# gehen einkaufen



## ANTÍA

Tengo dudas en este escrito que intento hacer.

"Nachmittags machen Ingrid und ihr Mann geimeinsam den Haushalt und spielen mit dem Kind, auch gehen sie....? de compras"

También dudo si se puede empezar por nachmittags sin poner nada delante.

Si alguien tiene otra manera de decir este párrafo, agradecería alguna otra corrección

Danke


----------



## jester.

Hola.

Sí, puedes emepzar un párrafo con "nachmittags", no hay que añadir nada delante.

Para la última parte de tu frase se podría decir: "auch gehen sie einkaufen"

Pero hay que cambiar una cosita: Creo que también en castellano se consideraría mal estilo comenzar una frase o una parte de una frase por "también". Lo mismo vale en alemán. Es preferible que empieces por "außerdem" = "además". Igualmente podrías utilizar un adverbo como "danach", "später" = "después", "más tarde".


----------



## ANTÍA

Entiendo y tus consejos me ayudan para escribir. Gracias.

Pero sigo con una duda: el verbo "gehen" puede llevar otro verbo en infinitivo sin el zu?


----------



## jester.

ANTÍA said:


> Pero sigo con una duda: el verbo "gehen" puede llevar otro verbo en infinitivo sin el zu?



Creo que casi siempre va sin "zu".

Mira, te lo explico: Puedes combinar "gehen" con muchos verbos, por ejemplo "einkaufen gehen", "schwimmen gehen" o "Sport machen gehen".

Utilizas "gehen" y la preposición "zu" si quieres indicar un cierto lugar al que vas, por ejemplo "zur Schule gehen", "zur Arbeit gehen" (aunque se podría decir también "arbeiten gehen").

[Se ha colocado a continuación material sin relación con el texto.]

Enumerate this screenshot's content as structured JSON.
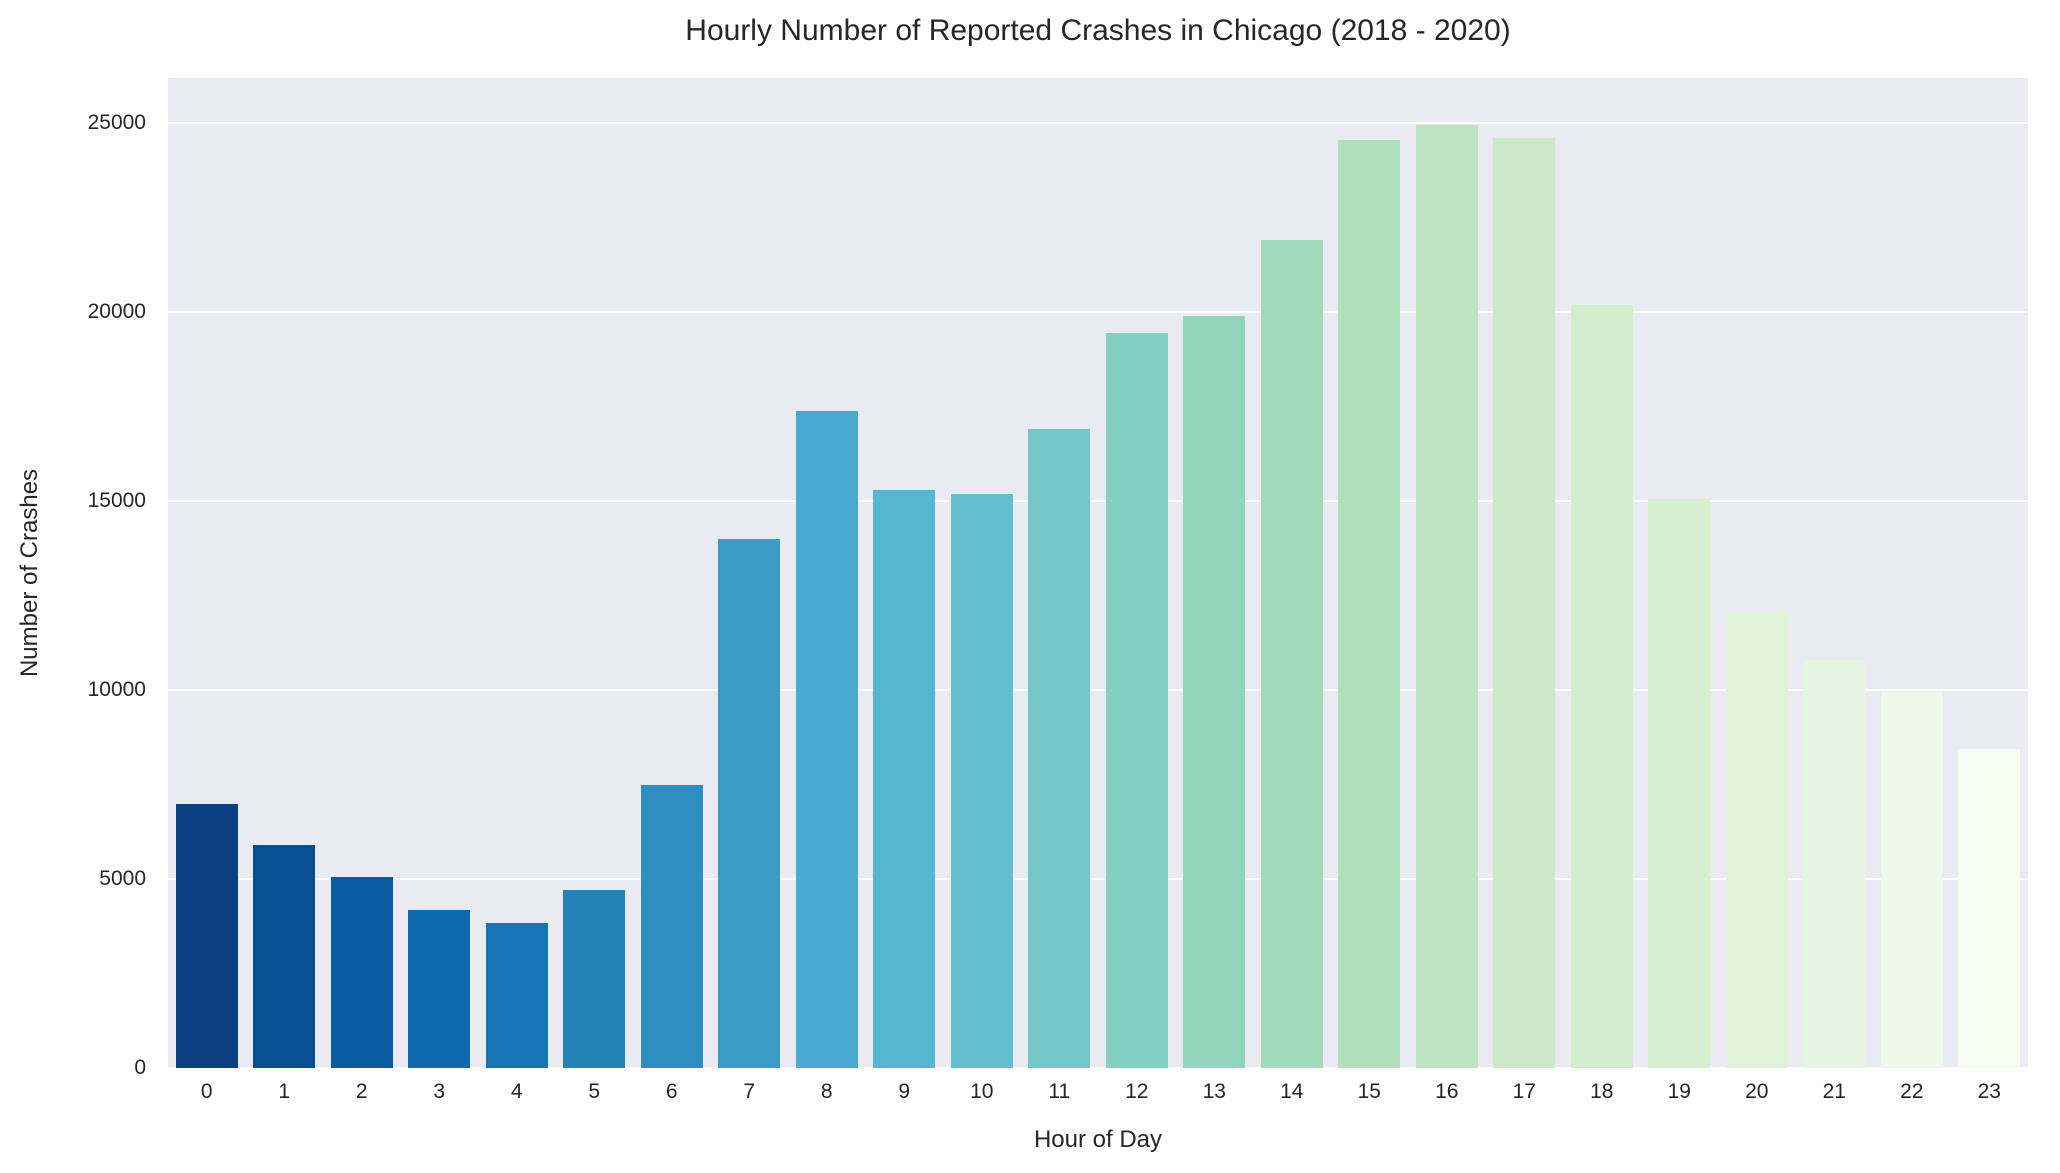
{
  "chart_data": {
    "type": "bar",
    "title": "Hourly Number of Reported Crashes in Chicago (2018 - 2020)",
    "xlabel": "Hour of Day",
    "ylabel": "Number of Crashes",
    "categories": [
      "0",
      "1",
      "2",
      "3",
      "4",
      "5",
      "6",
      "7",
      "8",
      "9",
      "10",
      "11",
      "12",
      "13",
      "14",
      "15",
      "16",
      "17",
      "18",
      "19",
      "20",
      "21",
      "22",
      "23"
    ],
    "values": [
      7000,
      5900,
      5050,
      4170,
      3850,
      4700,
      7500,
      14000,
      17400,
      15300,
      15200,
      16900,
      19450,
      19900,
      21900,
      24550,
      24950,
      24600,
      20200,
      15050,
      12100,
      10800,
      9950,
      8450
    ],
    "bar_colors": [
      "#084081",
      "#084e90",
      "#085c9f",
      "#0a6aad",
      "#1676b3",
      "#2283b9",
      "#2e8fc0",
      "#3a9dc7",
      "#46abce",
      "#54b6d1",
      "#64bfcc",
      "#73c8c7",
      "#83cfc1",
      "#92d5bc",
      "#a2dbb7",
      "#b0e0b8",
      "#bce5be",
      "#c9eac4",
      "#d1edcb",
      "#d8f0d2",
      "#dff3da",
      "#e7f6e1",
      "#eff9e9",
      "#f7fcf0"
    ],
    "yticks": [
      0,
      5000,
      10000,
      15000,
      20000,
      25000
    ],
    "ylim": [
      0,
      26200
    ],
    "grid": true,
    "legend": "none",
    "plot_background": "#eaeaf2",
    "grid_color": "#ffffff",
    "palette": "GnBu_r"
  }
}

Espero que ahora lo tengas más claro


----------



## Aurin

No se usa “zu” para unir dos verbos cuando se trata de verbos modales y algunos otros verbos como por ejemplo: sehen, hören, fühlen, spüren, gehen, fahren, kommen, lassen, schicken, bleiben


----------



## ANTÍA

Otra vez gracias.
Tengo mucha gramática en la cabeza y poca práctica, muy poca. Por esa razón hago preguntas gramaticales. Sé que hay verbos que para llevar un infinitivo al final tienen que acompañarse con la partícula zu. 

Pero por lo que dices el verbo "gehen" puede combinarse con otros verbos. O en si son otros verbos. Ir a nadar, ir a pasear, ir a comprar...

Danke, jetzt  verstehe ich


----------